Instead of a drum screen, Lengel will now screen compost in a flip-flow screen (the BIVITEC® by Binder+Co) with eight or six-millimetre holes. The resulting fine fraction is almost contaminant-free. The final product is also nice and flaky, since waste cannot clump into little balls in a flip-flow screen. The screen overflow goes to a combination wind sifter and stone separator for further cleaning, and then on to composting. Thus, no valuable organic material is lost.
So that Lengel management would be able to estimate the achievable output quality before investing in the new system configuration, Komptech called in the Vienna University of Natural Resources and Life Sciences, and the Binder+Co Technical Centre. Together they evaluated a series of material samples from the processing sequence. The customer was very happy with this way of doing things.
Organic waste that doesn’t go to composting is used by Lengel to make green energy. Back in 2004 the current senior director took the company’s own biogas plant into operation, and since then it has been supplying the vehicle fleet with CO2-neutral energy. The plant feedstock is expired foodstuffs, food scraps and organic waste collected by regional disposal companies. Each year about 15,000 tonnes of biomass come together. Alexander Lengel: “Materials with higher energy content tend to go to the biogas plant. Also, we’re better able to even out seasonal fluctuations in compost production.”

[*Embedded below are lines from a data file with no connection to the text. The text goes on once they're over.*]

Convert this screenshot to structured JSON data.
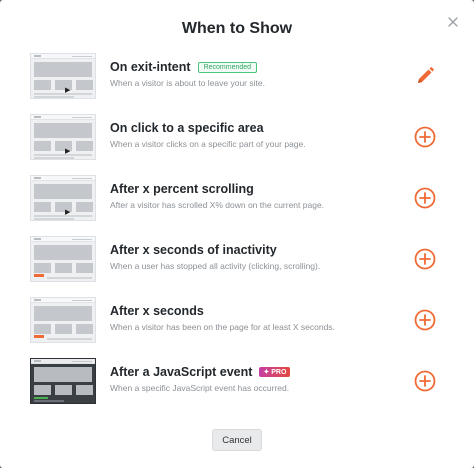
{
  "modal": {
    "title": "When to Show",
    "cancel_label": "Cancel"
  },
  "accent_color": "#f06a35",
  "options": [
    {
      "title": "On exit-intent",
      "badge": "Recommended",
      "description": "When a visitor is about to leave your site.",
      "action_icon": "pencil-icon"
    },
    {
      "title": "On click to a specific area",
      "description": "When a visitor clicks on a specific part of your page.",
      "action_icon": "plus-circle-icon"
    },
    {
      "title": "After x percent scrolling",
      "description": "After a visitor has scrolled X% down on the current page.",
      "action_icon": "plus-circle-icon"
    },
    {
      "title": "After x seconds of inactivity",
      "description": "When a user has stopped all activity (clicking, scrolling).",
      "action_icon": "plus-circle-icon"
    },
    {
      "title": "After x seconds",
      "description": "When a visitor has been on the page for at least X seconds.",
      "action_icon": "plus-circle-icon"
    },
    {
      "title": "After a JavaScript event",
      "badge": "PRO",
      "description": "When a specific JavaScript event has occurred.",
      "action_icon": "plus-circle-icon"
    }
  ]
}
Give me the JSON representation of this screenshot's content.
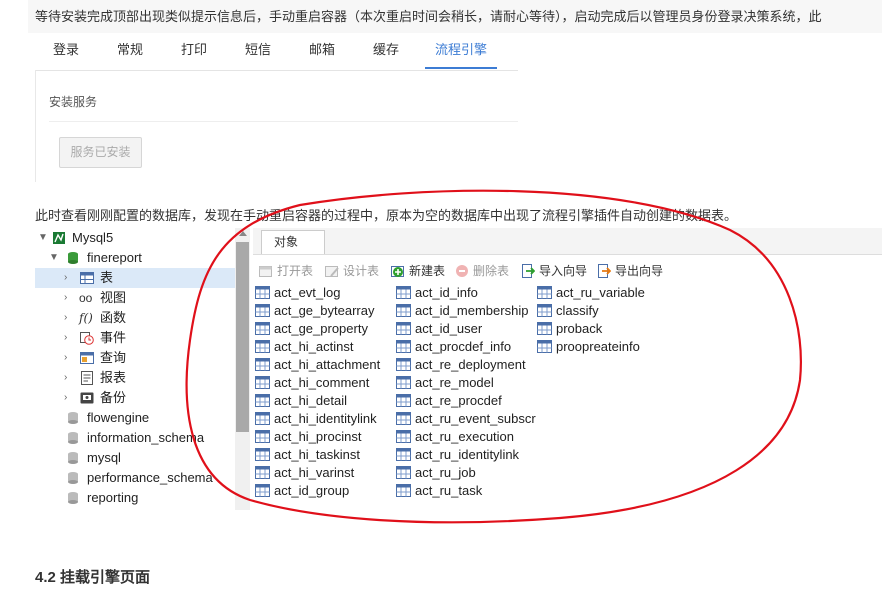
{
  "intro_text": "等待安装完成顶部出现类似提示信息后，手动重启容器（本次重启时间会稍长，请耐心等待），启动完成后以管理员身份登录决策系统，此",
  "settings": {
    "tabs": [
      "登录",
      "常规",
      "打印",
      "短信",
      "邮箱",
      "缓存",
      "流程引擎"
    ],
    "active_tab": "流程引擎",
    "section_title": "安装服务",
    "install_button": "服务已安装"
  },
  "description": "此时查看刚刚配置的数据库，发现在手动重启容器的过程中，原本为空的数据库中出现了流程引擎插件自动创建的数据表。",
  "tree": {
    "connection": "Mysql5",
    "database": "finereport",
    "nodes": [
      "表",
      "视图",
      "函数",
      "事件",
      "查询",
      "报表",
      "备份"
    ],
    "other_databases": [
      "flowengine",
      "information_schema",
      "mysql",
      "performance_schema",
      "reporting"
    ]
  },
  "object_panel": {
    "tab": "对象",
    "toolbar": {
      "open_table": "打开表",
      "design_table": "设计表",
      "new_table": "新建表",
      "delete_table": "删除表",
      "import_wizard": "导入向导",
      "export_wizard": "导出向导"
    },
    "tables_col1": [
      "act_evt_log",
      "act_ge_bytearray",
      "act_ge_property",
      "act_hi_actinst",
      "act_hi_attachment",
      "act_hi_comment",
      "act_hi_detail",
      "act_hi_identitylink",
      "act_hi_procinst",
      "act_hi_taskinst",
      "act_hi_varinst",
      "act_id_group"
    ],
    "tables_col2": [
      "act_id_info",
      "act_id_membership",
      "act_id_user",
      "act_procdef_info",
      "act_re_deployment",
      "act_re_model",
      "act_re_procdef",
      "act_ru_event_subscr",
      "act_ru_execution",
      "act_ru_identitylink",
      "act_ru_job",
      "act_ru_task"
    ],
    "tables_col3": [
      "act_ru_variable",
      "classify",
      "proback",
      "proopreateinfo"
    ]
  },
  "heading": "4.2 挂载引擎页面",
  "colors": {
    "accent": "#3c7cd4",
    "annotation": "#e0101a",
    "selection": "#dbe9f8"
  }
}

The biogas plant makes about 220m3 (500 kWh) of raw gas, all of which is used for electricity generation. That gives 12 megawatts per day. For the future, Alexander Lengel plans to increase the capacity of the plant to 30,000 tonnes of processed biomass per year, and to output biogas in natural gas quality. A biogas filling station is also planned. That would let the company start selling green gas.